We know that the Diophantine equation: $ax + by = c$, has infinitely many integer solutions if $\gcd(a,b)|c$. Now, I am asking about the case where this equation has infinitely many positive integers solutions.
My solution:
Assuming $a>0$ and $b>0$
If $(x, y)$ is a solution, then the other solutions have the form $(x + kv, y − ku)$, where $k$ is an arbitrary integer, and $u$ and $v$ are the quotients of $a$ and $b$ (respectively) by the greatest common divisor of $a$ and $b$.
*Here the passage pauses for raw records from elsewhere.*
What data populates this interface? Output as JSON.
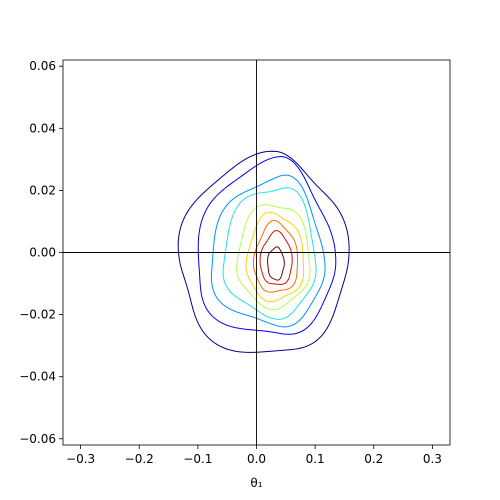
{
  "chart_data": {
    "type": "contour",
    "title": "",
    "xlabel": "θ₁",
    "ylabel": "",
    "xlim": [
      -0.33,
      0.33
    ],
    "ylim": [
      -0.062,
      0.062
    ],
    "x_ticks": [
      -0.3,
      -0.2,
      -0.1,
      0.0,
      0.1,
      0.2,
      0.3
    ],
    "x_tick_labels": [
      "−0.3",
      "−0.2",
      "−0.1",
      "0.0",
      "0.1",
      "0.2",
      "0.3"
    ],
    "y_ticks": [
      -0.06,
      -0.04,
      -0.02,
      0.0,
      0.02,
      0.04,
      0.06
    ],
    "y_tick_labels": [
      "−0.06",
      "−0.04",
      "−0.02",
      "0.00",
      "0.02",
      "0.04",
      "0.06"
    ],
    "reference_lines": {
      "x": 0.0,
      "y": 0.0
    },
    "grid": false,
    "colormap": "jet",
    "center": [
      0.033,
      -0.004
    ],
    "contour_levels": [
      {
        "level": 1,
        "color": "#00008f",
        "rx_left": 0.167,
        "rx_right": 0.12,
        "ry_top": 0.035,
        "ry_bottom": 0.029
      },
      {
        "level": 2,
        "color": "#0000f0",
        "rx_left": 0.137,
        "rx_right": 0.098,
        "ry_top": 0.033,
        "ry_bottom": 0.023
      },
      {
        "level": 3,
        "color": "#0090ff",
        "rx_left": 0.111,
        "rx_right": 0.082,
        "ry_top": 0.028,
        "ry_bottom": 0.0195
      },
      {
        "level": 4,
        "color": "#1ee6e0",
        "rx_left": 0.089,
        "rx_right": 0.068,
        "ry_top": 0.0255,
        "ry_bottom": 0.0165
      },
      {
        "level": 5,
        "color": "#b4ff4c",
        "rx_left": 0.066,
        "rx_right": 0.058,
        "ry_top": 0.02,
        "ry_bottom": 0.0135
      },
      {
        "level": 6,
        "color": "#ffd400",
        "rx_left": 0.05,
        "rx_right": 0.048,
        "ry_top": 0.0165,
        "ry_bottom": 0.0115
      },
      {
        "level": 7,
        "color": "#ff6a00",
        "rx_left": 0.037,
        "rx_right": 0.038,
        "ry_top": 0.0135,
        "ry_bottom": 0.009
      },
      {
        "level": 8,
        "color": "#d41000",
        "rx_left": 0.026,
        "rx_right": 0.028,
        "ry_top": 0.0105,
        "ry_bottom": 0.0065
      },
      {
        "level": 9,
        "color": "#7f0000",
        "rx_left": 0.014,
        "rx_right": 0.014,
        "ry_top": 0.0057,
        "ry_bottom": 0.0048
      }
    ]
  }
}
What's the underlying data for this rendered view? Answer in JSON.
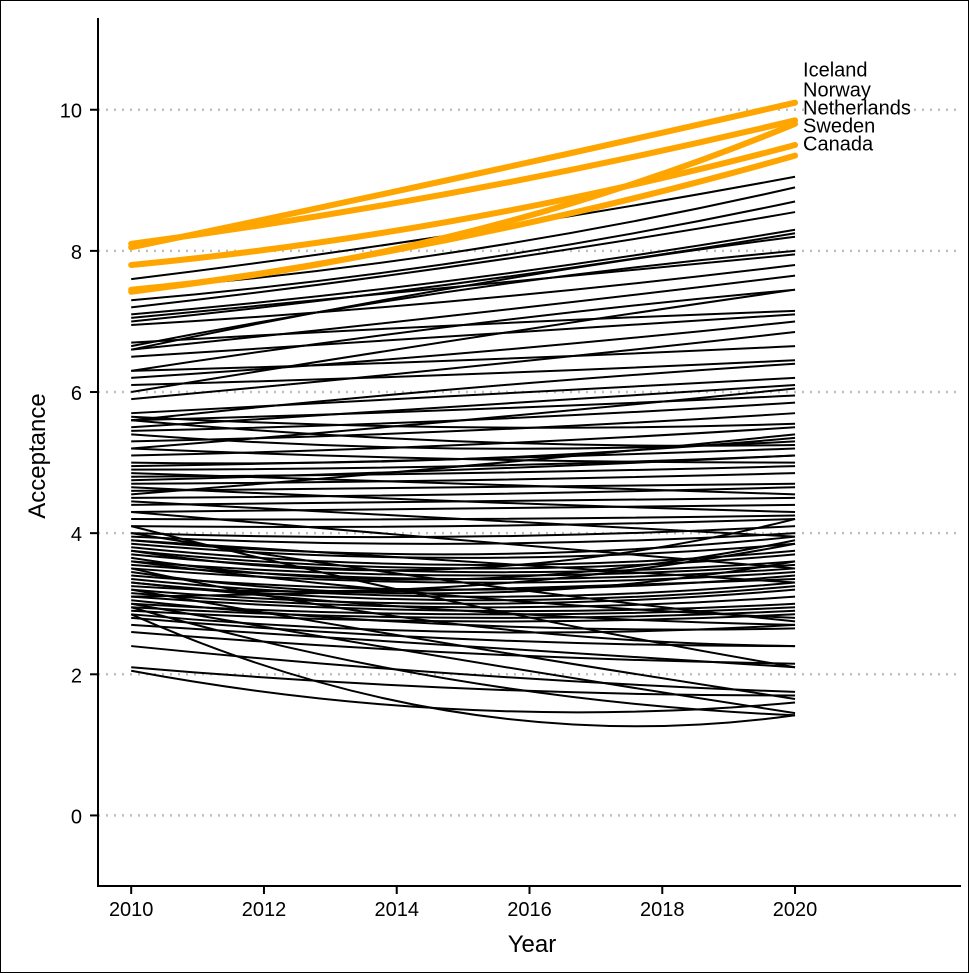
{
  "chart_data": {
    "type": "line",
    "title": "",
    "xlabel": "Year",
    "ylabel": "Acceptance",
    "xlim": [
      2009.5,
      2022.5
    ],
    "ylim": [
      -1,
      11.3
    ],
    "x_ticks": [
      "2010",
      "2012",
      "2014",
      "2016",
      "2018",
      "2020"
    ],
    "y_ticks": [
      "0",
      "2",
      "4",
      "6",
      "8",
      "10"
    ],
    "grid": "horizontal dotted",
    "colors": {
      "highlight": "#FFA500",
      "other": "#000000",
      "grid": "#BEBEBE"
    },
    "highlighted_series": [
      {
        "name": "Iceland",
        "x": [
          2010,
          2015,
          2020
        ],
        "y": [
          8.05,
          9.05,
          10.1
        ]
      },
      {
        "name": "Norway",
        "x": [
          2010,
          2015,
          2020
        ],
        "y": [
          8.1,
          8.85,
          9.85
        ]
      },
      {
        "name": "Netherlands",
        "x": [
          2010,
          2015,
          2020
        ],
        "y": [
          7.45,
          8.25,
          9.8
        ]
      },
      {
        "name": "Sweden",
        "x": [
          2010,
          2015,
          2020
        ],
        "y": [
          7.8,
          8.45,
          9.5
        ]
      },
      {
        "name": "Canada",
        "x": [
          2010,
          2015,
          2020
        ],
        "y": [
          7.42,
          8.2,
          9.35
        ]
      }
    ],
    "other_series_x": [
      2010,
      2015,
      2020
    ],
    "other_series": [
      [
        7.6,
        8.25,
        9.05
      ],
      [
        7.45,
        8.0,
        8.9
      ],
      [
        7.3,
        7.85,
        8.7
      ],
      [
        7.2,
        7.8,
        8.55
      ],
      [
        7.1,
        7.6,
        8.3
      ],
      [
        7.0,
        7.55,
        8.25
      ],
      [
        6.6,
        7.5,
        8.2
      ],
      [
        6.65,
        7.45,
        8.0
      ],
      [
        7.05,
        7.5,
        7.95
      ],
      [
        6.95,
        7.3,
        7.8
      ],
      [
        6.6,
        7.1,
        7.65
      ],
      [
        6.3,
        6.95,
        7.45
      ],
      [
        6.0,
        6.75,
        7.45
      ],
      [
        6.7,
        6.95,
        7.15
      ],
      [
        6.5,
        6.8,
        7.1
      ],
      [
        6.2,
        6.55,
        7.0
      ],
      [
        5.9,
        6.35,
        6.85
      ],
      [
        6.3,
        6.45,
        6.65
      ],
      [
        6.1,
        6.25,
        6.45
      ],
      [
        5.6,
        6.05,
        6.4
      ],
      [
        5.7,
        5.95,
        6.2
      ],
      [
        5.5,
        5.8,
        6.1
      ],
      [
        5.2,
        5.6,
        6.05
      ],
      [
        5.6,
        5.75,
        5.95
      ],
      [
        5.45,
        5.6,
        5.85
      ],
      [
        5.3,
        5.45,
        5.7
      ],
      [
        5.1,
        5.25,
        5.5
      ],
      [
        5.0,
        5.05,
        5.35
      ],
      [
        4.95,
        5.05,
        5.2
      ],
      [
        4.9,
        4.95,
        5.1
      ],
      [
        5.2,
        5.05,
        5.0
      ],
      [
        4.8,
        4.85,
        4.95
      ],
      [
        4.7,
        4.75,
        4.85
      ],
      [
        4.6,
        4.65,
        4.7
      ],
      [
        4.5,
        4.55,
        4.65
      ],
      [
        4.85,
        4.7,
        4.55
      ],
      [
        4.4,
        4.45,
        4.5
      ],
      [
        4.3,
        4.35,
        4.4
      ],
      [
        4.65,
        4.45,
        4.3
      ],
      [
        4.2,
        4.2,
        4.25
      ],
      [
        4.1,
        4.1,
        4.2
      ],
      [
        4.0,
        3.95,
        4.1
      ],
      [
        3.95,
        3.85,
        4.0
      ],
      [
        3.9,
        3.7,
        3.95
      ],
      [
        3.85,
        3.65,
        3.85
      ],
      [
        3.8,
        3.55,
        3.75
      ],
      [
        3.75,
        3.5,
        3.7
      ],
      [
        3.7,
        3.45,
        3.6
      ],
      [
        3.6,
        3.4,
        3.55
      ],
      [
        3.55,
        3.35,
        3.5
      ],
      [
        3.5,
        3.3,
        3.45
      ],
      [
        3.4,
        3.2,
        3.4
      ],
      [
        3.35,
        3.1,
        3.3
      ],
      [
        3.3,
        3.05,
        3.25
      ],
      [
        3.2,
        3.0,
        3.2
      ],
      [
        3.15,
        2.95,
        3.1
      ],
      [
        3.1,
        2.9,
        3.0
      ],
      [
        3.0,
        2.85,
        2.95
      ],
      [
        2.95,
        2.8,
        2.9
      ],
      [
        2.9,
        2.75,
        2.85
      ],
      [
        3.6,
        3.1,
        2.8
      ],
      [
        3.3,
        2.9,
        2.7
      ],
      [
        3.05,
        2.7,
        2.65
      ],
      [
        2.85,
        2.6,
        2.7
      ],
      [
        4.0,
        3.3,
        2.75
      ],
      [
        3.45,
        3.15,
        3.6
      ],
      [
        3.25,
        3.25,
        3.85
      ],
      [
        3.65,
        3.35,
        3.9
      ],
      [
        3.75,
        3.5,
        4.2
      ],
      [
        2.8,
        2.5,
        2.4
      ],
      [
        2.6,
        2.3,
        2.15
      ],
      [
        2.7,
        2.4,
        2.1
      ],
      [
        2.4,
        2.0,
        1.75
      ],
      [
        2.1,
        1.8,
        1.7
      ],
      [
        2.05,
        1.5,
        1.6
      ],
      [
        3.2,
        2.4,
        1.65
      ],
      [
        3.0,
        2.2,
        1.45
      ],
      [
        2.95,
        1.9,
        1.42
      ],
      [
        2.85,
        1.45,
        1.42
      ],
      [
        4.1,
        3.0,
        2.1
      ],
      [
        3.5,
        2.7,
        2.4
      ],
      [
        3.9,
        3.6,
        3.3
      ],
      [
        4.3,
        3.9,
        3.5
      ],
      [
        4.45,
        4.2,
        3.95
      ],
      [
        5.6,
        5.3,
        5.25
      ],
      [
        5.4,
        5.2,
        5.3
      ],
      [
        5.65,
        5.5,
        5.55
      ],
      [
        4.75,
        4.9,
        5.1
      ],
      [
        4.55,
        4.95,
        5.4
      ],
      [
        3.1,
        3.2,
        3.35
      ]
    ]
  }
}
Now, $$x+kv≥0$$ and $$y-ku≥0$$ if $$-x/v≤k≤y/u$$
However, this is not able to give infinitely many integers $k$.
Claim
$ax + by = c$ has infinite number of positive solution if and only if $a$ and $b$ are of opposite signs and $\gcd(a,b)|c$
Proof
WLOG let $a>0$ and $b<0$. There exists a solution because $\gcd(a,b)|c$.
If $(x',y')$ is a solution then $(x'-b,y'+a)$ is a solution so we get a increasing ordered pair of $(x,y)$ that satisfies the equation. Hence there are infinite number of positive solutions for this case.
It is not possible if $a$ and $b$ are of same sign. Suppose there are infinitely many solution when $a$ and $b$ are of same sign then there exists a solution $(x',y')$ with $\mid x'\mid>c$ and $\mid y'\mid>c$ , but this implies $\mid ax'+by'\mid>c$ thus leading to a contradiction.
For example $(a,b,c)=(rt,-rt,2rt)$ where $r$ is a constant and $t$ is a integer variable will give you different values for $a,b,c$ such that the equation has infinitely many solutions.